Miner Conflict – Major Impact
An Anarchist Communist perspective on the Miners' Strike 1984-85
From Kate Sharpley Library
October 8, 2024
by Dreyfus
An Anarchist Communist perspective on the Miners' Strike 1984-85
I apologise to all and any for detail or names wronged in my recounting. I claim complete ownership of my pride in my involvement that period. What remains an enduring impact for me is the experience that class struggle changes people.
The lessons the ‘Left’ drew were administrative and all about leadership. They pushed the lessons that the TUC can’t be trusted, that Labour Party is not a friend of our class while continuing to try and infiltrate and take over both. Political memories of that sort of thing are relatively short-lived.
What those involved will not unlearn is what it feels like to break with the normality of life under capitalism and, the experience of genuine community and solidarity. This for me was the highpoint. The key point. It continues to point the way forward.
Preface
In the 40th anniversary year of the British Miners Strike (1984/85), we were approached by the Kate Sharpley Library with an invitation to draw together our recollections of that strike from an Anarchist Communist perspective.
We were pleased to be able to do this and that is what follows. We are grateful for the prompt to review our history from this class struggle perspective - one less present than many in the revolutionary archive.
Introduction
This is a personal and largely anecdotal history of participation as an anarchist communist in the great Miners’ Strike 1984/85, based on my own experience.
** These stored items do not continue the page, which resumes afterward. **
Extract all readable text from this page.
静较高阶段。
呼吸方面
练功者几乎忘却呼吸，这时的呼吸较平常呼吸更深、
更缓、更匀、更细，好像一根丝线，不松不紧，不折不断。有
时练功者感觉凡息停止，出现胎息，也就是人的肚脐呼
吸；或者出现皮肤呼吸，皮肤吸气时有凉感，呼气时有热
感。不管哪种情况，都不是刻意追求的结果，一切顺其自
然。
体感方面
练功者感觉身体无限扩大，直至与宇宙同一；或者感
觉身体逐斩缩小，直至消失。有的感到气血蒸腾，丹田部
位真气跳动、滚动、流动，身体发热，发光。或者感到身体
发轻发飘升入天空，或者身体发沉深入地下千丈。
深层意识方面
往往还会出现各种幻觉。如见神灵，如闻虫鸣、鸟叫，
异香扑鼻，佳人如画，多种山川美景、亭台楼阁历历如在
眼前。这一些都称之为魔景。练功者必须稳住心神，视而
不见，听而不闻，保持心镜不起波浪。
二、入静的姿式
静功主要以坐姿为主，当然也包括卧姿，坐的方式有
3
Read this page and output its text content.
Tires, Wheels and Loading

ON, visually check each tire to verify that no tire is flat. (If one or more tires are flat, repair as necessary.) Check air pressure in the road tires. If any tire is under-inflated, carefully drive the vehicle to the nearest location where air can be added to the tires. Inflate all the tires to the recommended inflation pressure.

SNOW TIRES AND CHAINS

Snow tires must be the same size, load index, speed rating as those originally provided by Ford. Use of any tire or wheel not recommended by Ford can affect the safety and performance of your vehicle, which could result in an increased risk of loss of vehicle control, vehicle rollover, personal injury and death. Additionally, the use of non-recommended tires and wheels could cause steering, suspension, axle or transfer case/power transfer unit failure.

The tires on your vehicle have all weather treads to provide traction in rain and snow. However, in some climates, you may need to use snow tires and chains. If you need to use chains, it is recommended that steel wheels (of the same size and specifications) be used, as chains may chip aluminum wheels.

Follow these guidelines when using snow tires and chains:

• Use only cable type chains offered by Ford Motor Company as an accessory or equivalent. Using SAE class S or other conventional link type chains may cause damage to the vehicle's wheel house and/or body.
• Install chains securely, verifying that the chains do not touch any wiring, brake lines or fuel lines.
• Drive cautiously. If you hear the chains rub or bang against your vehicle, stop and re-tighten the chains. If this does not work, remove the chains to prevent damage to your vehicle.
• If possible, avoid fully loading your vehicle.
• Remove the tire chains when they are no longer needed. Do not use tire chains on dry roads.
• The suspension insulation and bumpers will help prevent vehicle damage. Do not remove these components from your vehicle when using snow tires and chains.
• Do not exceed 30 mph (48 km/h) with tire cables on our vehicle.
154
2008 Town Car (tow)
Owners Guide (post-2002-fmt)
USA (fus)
Though largely accurate, I cannot guarantee my memory is correct in every detail except in the emotive and sensory nature of that recall.
Although this is neither an analytical nor academic study of the strike, many of which abound elsewhere, it will inevitably reflect the perspectives my comrades and I had and developed throughout that struggle.
I will try to convey a general context of the events that were taking place at the time, but like most involved, my key memories will probably hang on those particular moments that had the biggest impact on me and thus my recall of that period. ‘‘Anarchdotes’ perhaps! ‘Simply put, I will tell a few key stories of my involvement and the environment in which they happened.
I have used no identifiable militants’ names throughout, though all reference to the masses involved, villains and vacillators living or dead, are entirely intentional.
Six months before the outbreak of the strike, September 1983, I had decided not to return to university after a year’s leave of absence following the deaths of several close friends. I had already been an anarchist for several years and a queer and, consequently soon after, AIDS activist.
I had been a lousy student and had helped organise several occupations against the government’s education cuts. Having been on the Union Council when I took a year out, I was already persona non grata for the university authorities who had banned me from being on campus for the following year - which I ignored.
In short, I had already spent about 18 months living in what was effectively a diaspora commune of anarchists scattered around North Staffordshire. This scattered commune went by the name ‘Careless Talk Collective’ (CT), founded in 1980 by a former member of Solidarity for Social Revolution and a collection of anarchists, libertarian and council communists.
At the start of the strike, the beginning of March 1984 we, a household and a small extended network of comrades, were living, largely unemployed, in the West Midlands mining areas around Stoke-on-Trent, North Staffordshire.
We lived in terraced streets alongside neighbours who were on strike (at times) and heavily involved with our community from start to finish, both being influenced and influencing. Part of the struggle, not ‘intervening’ from the outside.